Luckily, there is a clever mathematical trick that allows us to learn a classifier in a higher-dimensional space without actually computing the new, possibly very large representation. This is known as the kernel trick, and it works by directly computing the distance (more precisely, the scalar products) of the data points for the expanded feature representation, without ever actually computing the expansion.

There are two ways to map your data into a higher-dimensional space that are commonly used with support vector machines:

Polynomial kernel, which computes all possible polynomials up to a certain degree of the original features (like feature1 ** 2 * feature2 ** 5).

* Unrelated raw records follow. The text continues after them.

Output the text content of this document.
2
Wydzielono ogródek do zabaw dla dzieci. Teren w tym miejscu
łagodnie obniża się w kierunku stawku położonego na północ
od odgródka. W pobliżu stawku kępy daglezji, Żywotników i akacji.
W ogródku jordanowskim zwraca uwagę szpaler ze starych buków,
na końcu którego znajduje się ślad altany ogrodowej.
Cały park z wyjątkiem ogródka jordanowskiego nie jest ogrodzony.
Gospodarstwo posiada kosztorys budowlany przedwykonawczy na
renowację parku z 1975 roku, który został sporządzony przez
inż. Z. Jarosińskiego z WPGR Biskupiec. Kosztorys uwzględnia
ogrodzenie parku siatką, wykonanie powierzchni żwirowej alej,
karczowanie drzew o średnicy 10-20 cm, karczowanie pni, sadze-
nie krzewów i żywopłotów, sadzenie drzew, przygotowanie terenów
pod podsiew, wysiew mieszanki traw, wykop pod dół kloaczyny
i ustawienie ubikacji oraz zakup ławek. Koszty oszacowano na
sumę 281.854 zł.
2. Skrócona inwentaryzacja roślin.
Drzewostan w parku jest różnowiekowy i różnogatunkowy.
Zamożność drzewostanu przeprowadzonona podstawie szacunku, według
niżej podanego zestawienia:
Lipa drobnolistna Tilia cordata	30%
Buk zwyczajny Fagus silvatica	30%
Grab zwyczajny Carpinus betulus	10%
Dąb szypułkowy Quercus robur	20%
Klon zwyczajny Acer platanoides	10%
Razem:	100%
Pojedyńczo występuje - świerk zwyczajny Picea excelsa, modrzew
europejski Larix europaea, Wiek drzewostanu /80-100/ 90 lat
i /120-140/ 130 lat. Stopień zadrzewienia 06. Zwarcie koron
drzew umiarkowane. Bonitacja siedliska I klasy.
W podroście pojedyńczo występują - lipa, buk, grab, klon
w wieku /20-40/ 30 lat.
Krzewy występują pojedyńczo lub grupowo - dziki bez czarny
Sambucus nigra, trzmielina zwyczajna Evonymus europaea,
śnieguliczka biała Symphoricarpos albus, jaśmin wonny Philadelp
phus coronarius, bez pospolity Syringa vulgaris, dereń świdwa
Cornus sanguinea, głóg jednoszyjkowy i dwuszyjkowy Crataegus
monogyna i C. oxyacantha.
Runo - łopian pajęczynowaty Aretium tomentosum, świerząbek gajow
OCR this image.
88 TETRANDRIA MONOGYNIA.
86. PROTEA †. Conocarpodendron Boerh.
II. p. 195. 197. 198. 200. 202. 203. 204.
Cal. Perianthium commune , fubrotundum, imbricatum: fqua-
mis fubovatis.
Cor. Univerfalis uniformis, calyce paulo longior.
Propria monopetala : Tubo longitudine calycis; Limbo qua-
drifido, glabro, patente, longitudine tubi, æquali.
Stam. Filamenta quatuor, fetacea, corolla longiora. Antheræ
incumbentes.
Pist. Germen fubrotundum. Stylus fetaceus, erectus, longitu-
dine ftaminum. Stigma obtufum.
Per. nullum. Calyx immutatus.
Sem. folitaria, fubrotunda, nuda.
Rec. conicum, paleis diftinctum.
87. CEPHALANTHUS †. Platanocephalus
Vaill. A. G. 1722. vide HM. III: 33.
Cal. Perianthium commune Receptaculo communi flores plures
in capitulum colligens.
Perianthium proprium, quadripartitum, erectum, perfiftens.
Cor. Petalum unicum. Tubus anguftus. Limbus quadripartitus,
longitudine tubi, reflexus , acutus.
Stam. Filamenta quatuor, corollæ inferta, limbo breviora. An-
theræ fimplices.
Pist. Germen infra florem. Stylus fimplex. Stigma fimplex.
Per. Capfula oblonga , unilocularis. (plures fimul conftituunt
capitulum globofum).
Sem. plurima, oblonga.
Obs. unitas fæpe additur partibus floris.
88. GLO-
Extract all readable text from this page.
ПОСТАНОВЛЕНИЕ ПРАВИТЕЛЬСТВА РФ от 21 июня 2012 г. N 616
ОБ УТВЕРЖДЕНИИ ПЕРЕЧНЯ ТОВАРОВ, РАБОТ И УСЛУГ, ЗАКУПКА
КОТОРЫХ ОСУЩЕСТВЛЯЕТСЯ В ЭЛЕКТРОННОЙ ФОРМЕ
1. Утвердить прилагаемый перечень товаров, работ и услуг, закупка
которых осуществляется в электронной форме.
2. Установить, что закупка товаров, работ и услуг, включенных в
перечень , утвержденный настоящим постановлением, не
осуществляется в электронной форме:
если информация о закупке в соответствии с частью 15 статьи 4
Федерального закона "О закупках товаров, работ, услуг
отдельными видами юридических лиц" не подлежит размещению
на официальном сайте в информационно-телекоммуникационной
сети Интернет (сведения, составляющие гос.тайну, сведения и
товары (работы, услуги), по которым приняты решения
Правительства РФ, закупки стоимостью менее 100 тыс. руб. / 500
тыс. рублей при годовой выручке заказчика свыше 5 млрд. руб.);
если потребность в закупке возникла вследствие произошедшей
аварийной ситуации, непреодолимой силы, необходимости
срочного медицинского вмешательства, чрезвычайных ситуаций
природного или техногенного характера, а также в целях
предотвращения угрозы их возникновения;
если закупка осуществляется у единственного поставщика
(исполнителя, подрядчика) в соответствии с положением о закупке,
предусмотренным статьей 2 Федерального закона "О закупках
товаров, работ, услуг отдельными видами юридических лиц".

Radial basis function (RBF) kernel, also known as the Gaussian kernel. The Gaussian kernel is a bit harder to explain, as it corresponds to an infinite-dimensional feature space. One way to explain the Gaussian kernel is that it considers all possible polynomials of all degrees, but the importance of the features decreases for higher degrees.

Conclusion

Kernelized support vector machines are powerful models and perform well on a variety of datasets. SVMs allow for complex decision boundaries, even if the data has only a few features. They work well on low-dimensional and high-dimensional data (i.e., few and many features), but don’t scale very well with the number of samples. Running an SVM on data with up to 10,000 samples might work well, but working with datasets of size 100,000 or more can become challenging in terms of runtime and memory usage.

Another downside of SVMs is that they require careful preprocessing of the data and tuning of the parameters. This is why, these days, most people instead use tree-based models such as random forests or gradient boosting (which require little or no preprocessing) in many applications. Furthermore, SVM models are hard to inspect; it can be difficult to understand why a particular prediction was made, and it might be tricky to explain the model to a nonexpert.

Still, it might be worth trying SVMs, particularly if all of your features represent measurements in similar units (e.g., all are pixel intensities) and they are on similar scales.

--

--